Zusammen mit Maya Knevels, sie ist Projektleiterin der Allianz in den Alpen, hob er das erarbeitete Leitbild für den Ganzjahrestourismus hervor und verwies auf den stetig den Gegebenheiten anzupassenden Massnahmenplan. «Wir verkaufen unsere Destination heute mit Erfolg als ruhig, abgeschieden und sehr grün.» Auch Guillaume Thiériot vom Resort Métabief (FR) informierte, wie der Schwerpunkt zunehmend auf den Sommer verlagert werde. Nebst den Skifahrenden, Wandernden, Radfahrenden und Paragliding-Begeisterten sollen mittels Abenteuerparks und Freizeitangeboten auf dem Gipfel des Morond vermehrt Familien angesprochen werden.
Klima als Generationenthema
Ueli Hug, Projektleiter «Klima!tte Destinationen», hielt unter anderem fest: «Ob aus Veränderung Verlust oder Aufbruch wird, entscheiden wir selbst.» Wenn allerdings die !nanzielle Schieflage so weit fortgeschritten sei, dass man nicht mehr klar denken könne, sei es für eine Rettung wohl zu spät.

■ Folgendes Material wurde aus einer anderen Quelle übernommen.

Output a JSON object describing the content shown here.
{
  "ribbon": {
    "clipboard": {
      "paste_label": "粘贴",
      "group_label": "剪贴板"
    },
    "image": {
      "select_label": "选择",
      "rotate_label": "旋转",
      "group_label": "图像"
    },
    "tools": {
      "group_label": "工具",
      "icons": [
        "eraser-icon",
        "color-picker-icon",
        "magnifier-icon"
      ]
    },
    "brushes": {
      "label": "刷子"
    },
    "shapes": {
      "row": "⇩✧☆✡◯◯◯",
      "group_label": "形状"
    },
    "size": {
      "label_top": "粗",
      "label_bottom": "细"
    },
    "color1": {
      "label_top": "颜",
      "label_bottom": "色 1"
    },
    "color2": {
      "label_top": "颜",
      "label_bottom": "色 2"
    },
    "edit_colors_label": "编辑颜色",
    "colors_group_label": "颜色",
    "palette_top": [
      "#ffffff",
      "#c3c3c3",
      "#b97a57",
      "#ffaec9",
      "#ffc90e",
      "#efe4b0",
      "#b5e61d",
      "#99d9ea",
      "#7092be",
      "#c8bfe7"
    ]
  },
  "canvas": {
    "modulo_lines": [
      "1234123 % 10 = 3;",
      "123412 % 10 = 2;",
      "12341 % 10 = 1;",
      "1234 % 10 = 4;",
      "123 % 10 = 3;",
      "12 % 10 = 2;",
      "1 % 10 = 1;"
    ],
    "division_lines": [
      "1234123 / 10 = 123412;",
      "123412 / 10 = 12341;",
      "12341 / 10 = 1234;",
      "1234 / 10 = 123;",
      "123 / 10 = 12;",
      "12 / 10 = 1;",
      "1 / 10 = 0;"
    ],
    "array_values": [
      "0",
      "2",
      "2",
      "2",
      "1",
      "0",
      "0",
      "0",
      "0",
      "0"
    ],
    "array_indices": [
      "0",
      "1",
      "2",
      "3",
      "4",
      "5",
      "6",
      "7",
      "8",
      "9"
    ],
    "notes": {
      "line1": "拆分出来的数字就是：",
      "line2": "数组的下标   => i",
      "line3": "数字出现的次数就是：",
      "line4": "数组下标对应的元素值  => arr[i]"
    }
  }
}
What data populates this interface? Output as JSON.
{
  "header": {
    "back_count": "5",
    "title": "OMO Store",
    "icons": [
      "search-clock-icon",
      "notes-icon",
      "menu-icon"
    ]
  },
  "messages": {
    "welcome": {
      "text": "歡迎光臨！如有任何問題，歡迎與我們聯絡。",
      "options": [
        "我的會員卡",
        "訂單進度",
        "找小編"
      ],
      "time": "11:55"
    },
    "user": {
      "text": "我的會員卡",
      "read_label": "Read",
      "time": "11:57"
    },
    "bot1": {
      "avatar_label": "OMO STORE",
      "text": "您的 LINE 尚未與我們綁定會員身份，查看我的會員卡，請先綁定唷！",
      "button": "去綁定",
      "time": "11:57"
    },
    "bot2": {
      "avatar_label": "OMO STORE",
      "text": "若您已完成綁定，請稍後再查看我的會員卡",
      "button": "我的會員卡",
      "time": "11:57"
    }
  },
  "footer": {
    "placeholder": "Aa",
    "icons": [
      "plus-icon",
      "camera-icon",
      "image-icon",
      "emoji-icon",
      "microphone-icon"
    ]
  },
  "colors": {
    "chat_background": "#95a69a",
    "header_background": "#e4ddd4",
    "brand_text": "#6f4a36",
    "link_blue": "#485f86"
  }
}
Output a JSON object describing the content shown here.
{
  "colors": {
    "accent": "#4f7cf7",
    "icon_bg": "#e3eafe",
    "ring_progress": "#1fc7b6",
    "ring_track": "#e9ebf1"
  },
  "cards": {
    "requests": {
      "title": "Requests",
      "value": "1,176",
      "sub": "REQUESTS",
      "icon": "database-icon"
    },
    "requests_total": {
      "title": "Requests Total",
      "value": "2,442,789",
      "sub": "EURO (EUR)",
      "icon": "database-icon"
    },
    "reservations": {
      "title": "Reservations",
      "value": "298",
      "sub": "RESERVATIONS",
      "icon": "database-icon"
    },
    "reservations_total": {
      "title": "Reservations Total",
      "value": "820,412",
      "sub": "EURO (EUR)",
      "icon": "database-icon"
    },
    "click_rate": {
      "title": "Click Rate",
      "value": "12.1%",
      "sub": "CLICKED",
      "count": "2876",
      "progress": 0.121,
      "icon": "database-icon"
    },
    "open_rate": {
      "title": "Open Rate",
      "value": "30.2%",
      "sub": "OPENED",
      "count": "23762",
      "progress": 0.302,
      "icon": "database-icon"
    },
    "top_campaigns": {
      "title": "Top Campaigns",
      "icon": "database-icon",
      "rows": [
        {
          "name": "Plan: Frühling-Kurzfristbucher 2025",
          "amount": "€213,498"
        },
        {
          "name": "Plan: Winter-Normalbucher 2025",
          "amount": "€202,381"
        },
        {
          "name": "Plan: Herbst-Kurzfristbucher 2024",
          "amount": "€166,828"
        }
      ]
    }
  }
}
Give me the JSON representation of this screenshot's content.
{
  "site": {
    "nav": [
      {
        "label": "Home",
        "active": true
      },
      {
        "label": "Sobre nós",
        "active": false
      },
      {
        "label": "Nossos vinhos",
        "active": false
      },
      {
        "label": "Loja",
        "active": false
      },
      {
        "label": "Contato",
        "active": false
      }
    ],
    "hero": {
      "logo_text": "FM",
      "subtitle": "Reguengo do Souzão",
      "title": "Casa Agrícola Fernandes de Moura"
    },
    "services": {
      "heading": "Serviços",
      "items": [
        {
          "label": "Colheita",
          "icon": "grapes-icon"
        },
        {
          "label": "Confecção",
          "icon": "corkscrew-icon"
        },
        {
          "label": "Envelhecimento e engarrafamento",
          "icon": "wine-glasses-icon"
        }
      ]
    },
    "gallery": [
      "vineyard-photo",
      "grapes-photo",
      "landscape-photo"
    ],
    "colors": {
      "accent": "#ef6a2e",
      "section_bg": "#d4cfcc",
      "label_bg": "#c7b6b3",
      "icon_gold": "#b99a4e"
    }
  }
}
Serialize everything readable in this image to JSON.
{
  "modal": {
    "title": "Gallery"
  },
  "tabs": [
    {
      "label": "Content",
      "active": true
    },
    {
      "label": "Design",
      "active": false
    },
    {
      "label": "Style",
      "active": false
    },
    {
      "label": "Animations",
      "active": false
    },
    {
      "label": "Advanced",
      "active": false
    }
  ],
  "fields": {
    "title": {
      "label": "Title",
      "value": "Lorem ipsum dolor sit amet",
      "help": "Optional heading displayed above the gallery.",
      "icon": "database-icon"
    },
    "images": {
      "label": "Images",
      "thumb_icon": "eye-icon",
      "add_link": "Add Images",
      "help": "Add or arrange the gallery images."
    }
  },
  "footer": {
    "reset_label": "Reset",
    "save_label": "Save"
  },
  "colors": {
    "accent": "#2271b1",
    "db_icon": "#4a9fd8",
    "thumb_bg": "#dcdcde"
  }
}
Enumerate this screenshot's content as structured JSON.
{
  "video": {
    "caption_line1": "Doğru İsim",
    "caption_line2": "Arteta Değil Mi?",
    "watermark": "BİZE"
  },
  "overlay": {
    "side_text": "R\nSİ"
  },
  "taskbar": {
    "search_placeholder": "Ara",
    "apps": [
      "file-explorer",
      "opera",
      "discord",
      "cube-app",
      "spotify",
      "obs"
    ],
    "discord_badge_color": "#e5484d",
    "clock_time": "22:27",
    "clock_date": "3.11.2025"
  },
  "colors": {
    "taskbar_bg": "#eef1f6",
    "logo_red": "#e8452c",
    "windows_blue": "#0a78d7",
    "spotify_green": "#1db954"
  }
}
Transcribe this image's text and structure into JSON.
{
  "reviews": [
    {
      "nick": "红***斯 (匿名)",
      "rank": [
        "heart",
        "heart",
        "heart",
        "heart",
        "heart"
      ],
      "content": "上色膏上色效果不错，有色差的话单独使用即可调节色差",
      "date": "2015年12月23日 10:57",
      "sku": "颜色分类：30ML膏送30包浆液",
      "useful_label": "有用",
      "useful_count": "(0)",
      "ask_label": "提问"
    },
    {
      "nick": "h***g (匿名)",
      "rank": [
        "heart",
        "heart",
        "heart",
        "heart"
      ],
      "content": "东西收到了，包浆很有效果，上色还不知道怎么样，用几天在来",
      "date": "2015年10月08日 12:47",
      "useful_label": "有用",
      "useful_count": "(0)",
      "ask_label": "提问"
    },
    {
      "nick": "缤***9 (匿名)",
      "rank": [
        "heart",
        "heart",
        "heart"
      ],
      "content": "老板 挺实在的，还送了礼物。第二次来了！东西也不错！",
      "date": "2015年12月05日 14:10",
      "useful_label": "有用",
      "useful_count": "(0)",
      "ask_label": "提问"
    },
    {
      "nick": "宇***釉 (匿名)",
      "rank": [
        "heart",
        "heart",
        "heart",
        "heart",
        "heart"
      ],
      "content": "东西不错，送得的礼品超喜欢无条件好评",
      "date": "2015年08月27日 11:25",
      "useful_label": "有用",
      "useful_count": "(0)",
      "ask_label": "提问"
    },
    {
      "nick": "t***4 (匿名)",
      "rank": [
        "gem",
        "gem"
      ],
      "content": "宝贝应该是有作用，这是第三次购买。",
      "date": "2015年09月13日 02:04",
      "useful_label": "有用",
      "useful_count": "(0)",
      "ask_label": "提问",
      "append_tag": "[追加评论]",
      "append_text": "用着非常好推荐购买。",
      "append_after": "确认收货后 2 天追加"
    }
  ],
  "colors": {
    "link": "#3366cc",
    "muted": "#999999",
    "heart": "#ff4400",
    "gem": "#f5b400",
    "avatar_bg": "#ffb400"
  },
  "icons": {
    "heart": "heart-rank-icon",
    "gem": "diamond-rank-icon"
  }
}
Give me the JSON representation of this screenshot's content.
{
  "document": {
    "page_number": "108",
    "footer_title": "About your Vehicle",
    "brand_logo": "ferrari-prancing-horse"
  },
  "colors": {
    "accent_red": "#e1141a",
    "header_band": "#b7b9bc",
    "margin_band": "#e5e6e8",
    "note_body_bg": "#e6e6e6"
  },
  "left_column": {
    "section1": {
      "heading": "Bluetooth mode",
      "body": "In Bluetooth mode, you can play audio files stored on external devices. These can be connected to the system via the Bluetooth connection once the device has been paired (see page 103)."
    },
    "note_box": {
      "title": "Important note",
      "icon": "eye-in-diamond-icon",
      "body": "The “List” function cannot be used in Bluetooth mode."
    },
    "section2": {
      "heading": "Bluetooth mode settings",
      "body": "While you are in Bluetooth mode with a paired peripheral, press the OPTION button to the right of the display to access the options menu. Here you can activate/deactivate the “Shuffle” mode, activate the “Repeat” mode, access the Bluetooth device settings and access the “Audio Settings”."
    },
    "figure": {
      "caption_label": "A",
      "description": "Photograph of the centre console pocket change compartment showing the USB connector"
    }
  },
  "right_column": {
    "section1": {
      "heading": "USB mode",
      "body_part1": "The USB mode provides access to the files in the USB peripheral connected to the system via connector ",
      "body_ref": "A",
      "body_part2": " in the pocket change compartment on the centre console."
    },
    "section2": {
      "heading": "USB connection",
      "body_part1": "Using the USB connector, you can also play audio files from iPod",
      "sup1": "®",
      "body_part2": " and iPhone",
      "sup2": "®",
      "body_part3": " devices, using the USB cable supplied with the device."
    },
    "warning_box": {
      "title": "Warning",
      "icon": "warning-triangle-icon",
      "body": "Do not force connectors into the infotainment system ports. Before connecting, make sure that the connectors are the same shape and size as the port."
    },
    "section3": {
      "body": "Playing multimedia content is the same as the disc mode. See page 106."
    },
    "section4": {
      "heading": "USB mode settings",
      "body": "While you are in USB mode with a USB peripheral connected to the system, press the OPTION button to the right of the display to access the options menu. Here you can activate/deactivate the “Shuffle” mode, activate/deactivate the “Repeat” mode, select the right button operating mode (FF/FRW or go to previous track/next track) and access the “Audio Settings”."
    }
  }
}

Strategische Entscheide müssten gut vorbereitet und entsprechend kommuniziert werden, betonte SAB-Vizedirektor Peter Niederer in der Diskussion. «Bezüglich Kreativität und Legitimität ist äusserste Transparenz gefragt.» Als Leiter Tourismuspolitik beim Seco zeigte sich Richard Kämpf vom Gehörten beeindruckt: «Obschon die Beispiele von doch recht unterschiedlichen Voraussetzungen ausgegangen sind, ist die Transformation – die touristische Umwandlung – hauptsächlich dank den lokalen Playern gelungen.» Auf nationaler und internationaler Ebene sei das Thema Klimawandel derzeit leider von anderen, unsere Welt dominierenden Ereignissen verdrängt worden. «Das Klima bleibt aber ein Mehrgenerationenthema und wird uns auf längere Sicht vor enorm grossen Herausforderungen stellen. Wir müssen Klimaschutz und Klimaanpassung zusammenbringen, eine integrale Sichtweise im Denken und Handeln entwickeln.» Richard Kämpf verwies in diesem Zusammenhang abschliessend auf das Projekt «Kompass Schnee», das für die Zukunft des Wintertourismus faktenbasierte Entscheidungsgrundlagen liefere. «Bleiben wir dran – werden wir konkret.»